I don't think the Crypt itself becomes a product. The value comes from specificity — a knowledge base shaped to how you personally think, work, and communicate. What I think is transferable is the approach. So the strategy is documentation, not productization. I'm writing up the vault architecture, the agent layer configuration, the file structure, the automation workflows, all of it, in enough detail that someone with a different practice in a different industry can build their own version. Tome is the entry point — it's the piece that solves an immediate, tangible problem (local transcription into Obsidian) and introduces people to the broader system. From there, the documentation shows them what's possible when that transcription feeds into a structured knowledge layer with an agent on top.
With the open-source release of Tome as a funnel, what is your strategy for growing the overall user base of The Crypt's ecosystem?
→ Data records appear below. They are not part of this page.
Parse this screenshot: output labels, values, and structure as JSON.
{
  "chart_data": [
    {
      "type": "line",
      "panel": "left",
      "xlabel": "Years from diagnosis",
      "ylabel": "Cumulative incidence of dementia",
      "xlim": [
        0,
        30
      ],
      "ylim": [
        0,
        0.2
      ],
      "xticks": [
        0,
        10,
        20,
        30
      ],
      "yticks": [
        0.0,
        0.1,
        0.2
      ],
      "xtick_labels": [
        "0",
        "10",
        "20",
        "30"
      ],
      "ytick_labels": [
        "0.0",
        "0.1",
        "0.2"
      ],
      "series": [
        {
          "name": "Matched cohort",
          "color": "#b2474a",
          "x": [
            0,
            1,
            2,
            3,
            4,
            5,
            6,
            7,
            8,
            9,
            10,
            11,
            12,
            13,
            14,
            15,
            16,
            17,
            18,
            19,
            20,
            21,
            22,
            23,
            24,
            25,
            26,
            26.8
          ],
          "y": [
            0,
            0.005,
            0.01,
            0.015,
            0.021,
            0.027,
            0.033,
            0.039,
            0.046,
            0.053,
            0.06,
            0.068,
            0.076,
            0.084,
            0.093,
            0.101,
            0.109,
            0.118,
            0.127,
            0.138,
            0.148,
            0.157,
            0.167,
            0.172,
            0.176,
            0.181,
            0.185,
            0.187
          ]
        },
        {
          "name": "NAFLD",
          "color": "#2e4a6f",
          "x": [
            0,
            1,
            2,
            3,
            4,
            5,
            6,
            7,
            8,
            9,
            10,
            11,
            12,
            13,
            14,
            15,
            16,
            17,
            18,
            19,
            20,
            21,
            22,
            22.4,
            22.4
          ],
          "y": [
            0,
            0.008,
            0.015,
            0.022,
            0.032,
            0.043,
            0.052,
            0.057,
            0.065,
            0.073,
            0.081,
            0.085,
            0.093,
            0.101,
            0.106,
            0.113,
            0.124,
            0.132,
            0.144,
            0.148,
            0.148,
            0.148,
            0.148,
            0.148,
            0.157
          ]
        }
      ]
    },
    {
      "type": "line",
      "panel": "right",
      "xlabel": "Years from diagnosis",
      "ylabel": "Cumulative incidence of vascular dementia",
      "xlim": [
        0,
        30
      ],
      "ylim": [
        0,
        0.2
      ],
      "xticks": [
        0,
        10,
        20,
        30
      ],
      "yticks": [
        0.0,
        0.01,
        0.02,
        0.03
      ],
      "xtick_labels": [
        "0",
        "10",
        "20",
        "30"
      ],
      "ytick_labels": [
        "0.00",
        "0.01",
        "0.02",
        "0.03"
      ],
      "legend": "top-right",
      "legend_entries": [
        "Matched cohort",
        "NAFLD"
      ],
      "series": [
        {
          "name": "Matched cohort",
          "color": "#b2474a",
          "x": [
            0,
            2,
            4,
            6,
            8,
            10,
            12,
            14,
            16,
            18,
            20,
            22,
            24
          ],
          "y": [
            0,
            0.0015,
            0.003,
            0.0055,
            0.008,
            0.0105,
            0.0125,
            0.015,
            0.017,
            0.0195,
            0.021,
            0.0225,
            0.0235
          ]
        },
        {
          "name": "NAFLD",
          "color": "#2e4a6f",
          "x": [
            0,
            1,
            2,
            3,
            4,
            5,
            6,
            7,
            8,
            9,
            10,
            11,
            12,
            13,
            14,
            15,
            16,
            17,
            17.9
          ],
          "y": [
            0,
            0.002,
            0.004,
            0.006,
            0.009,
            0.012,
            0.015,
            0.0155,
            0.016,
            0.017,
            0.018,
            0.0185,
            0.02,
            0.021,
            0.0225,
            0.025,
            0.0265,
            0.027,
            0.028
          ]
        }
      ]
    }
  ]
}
Tome is the door. It solves a specific, annoying problem that a lot of Obsidian users have — getting meeting content into the vault without sending audio to someone else's cloud. Once people are using Tome and seeing structured markdown land in their vault after every call, the natural next question is "what else can I do with this?" That's where the Crypt documentation comes in. The growth strategy is content-led: the anchor article explains the thesis, Tome gives people something to download and try today, and the documentation gives them a roadmap for building the rest. I'm also targeting the communities where these people already are — r/ObsidianMD, the Obsidian Discord, Hacker News, and the broader local-first AI community on Twitter/X.
How does The Crypt ensure that its AI agent layer effectively manages context switching without hallucinating details across sensitive, multi-client professional workflows?
This is the question I get asked the most, and the answer is structural, not technological. The vault is organized so that every client has its own master file, its own meeting notes, its own media monitoring, its own action items. When the agent layer processes a transcript or produces a brief, it's scoped to that client's files. It doesn't cross-pollinate unless the information is explicitly linked. But the more important safeguard is that I vet everything. Every morning brief, every processed transcript, every client file update goes through me before it touches a client. The vault is the source of truth, not the agent. The agent proposes, I verify. If something doesn't match what I know, it gets corrected in the vault, and that correction persists. Over time, the vault gets more accurate because every cycle is a verification loop. The AI doesn't need to be perfect. It needs to be auditable, and it needs to get better every time I correct it.